2008年春、目黒にリニューアルオープンしたデザイナーホテルCLASKA(クラスカ)の1階に、玄米や日本独自の食材を取り入れた自然食のレストランKIOKUH(キオク)が登場しました。KIOKUHのディレクターを務めるのが昨年各方面から非常に惜しまれて閉店した表参道KUH(クー)の伊藤和江さん。タレントさんを始め、各界のセレブから体によくて美味しいレストランとして愛されていたお店です。

KUHからKIOKUHへ

ちなみに店名であるKIOKUHは前店KUHからのストーリーがあるとのこと。

「『食べる』っていう字は人に良いって書くでしょ? そこで人に良い物を食べる=喰うから前の店は『KUH(=喰う)』ってつけたのね。そして今回はそのKUHをまたここでしますよっていうことに加えて、食べるということがとても五感と関係あるということにもテーマをおいて、五感を満足させるものは何かと考えると記憶になるのでKIOKUH(=記憶)と名づけました」と伊藤さん。今回はその伊藤さんに自然食や食育に対する考えを伺って来ました。

カタカナにばかり目がいっているのでは?

「日本人には日本人の食養生があるのよ。」

まず最初に伊藤さんの口から出てきた言葉はこれでした。

「最近の人達はカタカナ(で表記される食ブームなど)にばかり目がいって、日本人が本来持っていたものが軽視される傾向が強いように思います。でも、カタカナで話題になるすごく前から、日本人は日本人に合った食生活の知恵を受け継いできているのよ。それを『食養生(ショクヨウジョウ)』っていうのね。そしてそれに従った生活が日本人には一番合っていると思うのよ。」

これは最近、コレステロールについて今までなされてきた健康指南がアメリカ人の体質(DNA情報や民族的特長など)にとっては有効であっても、日本人の体質には必ずしも有効ではないという発表があったことなどにも通じるお話です。
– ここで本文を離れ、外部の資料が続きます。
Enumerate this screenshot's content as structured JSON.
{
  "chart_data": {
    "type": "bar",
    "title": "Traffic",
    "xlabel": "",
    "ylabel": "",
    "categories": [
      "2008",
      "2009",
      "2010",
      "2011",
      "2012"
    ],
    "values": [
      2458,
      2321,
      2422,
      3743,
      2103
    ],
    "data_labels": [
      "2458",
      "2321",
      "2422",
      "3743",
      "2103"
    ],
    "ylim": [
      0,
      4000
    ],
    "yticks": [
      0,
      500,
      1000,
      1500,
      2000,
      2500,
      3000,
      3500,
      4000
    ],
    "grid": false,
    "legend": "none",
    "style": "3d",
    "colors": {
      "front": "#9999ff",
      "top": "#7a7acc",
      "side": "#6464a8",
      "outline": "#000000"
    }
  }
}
興味を持つという入口においては、いろんな入り方があることはとてもいいことです。そこから先、皆さんの生活に取り入れていく際には

「素敵だとか、流行だけでいいと決めたり、飛びつくのではなく、昔からある『食養訓(ショクヨウクン)』に耳を傾けて!」

伊藤さんはそんなふうにもおっしゃっていました。この日本人の食養訓に基づいて提案されているのが伊藤さんのお料理。今まで数多くのリピーターに愛されてきているところにも、伊藤さんのおっしゃる食養訓が私たち日本人に合っていることが証明されているのではないでしょうか?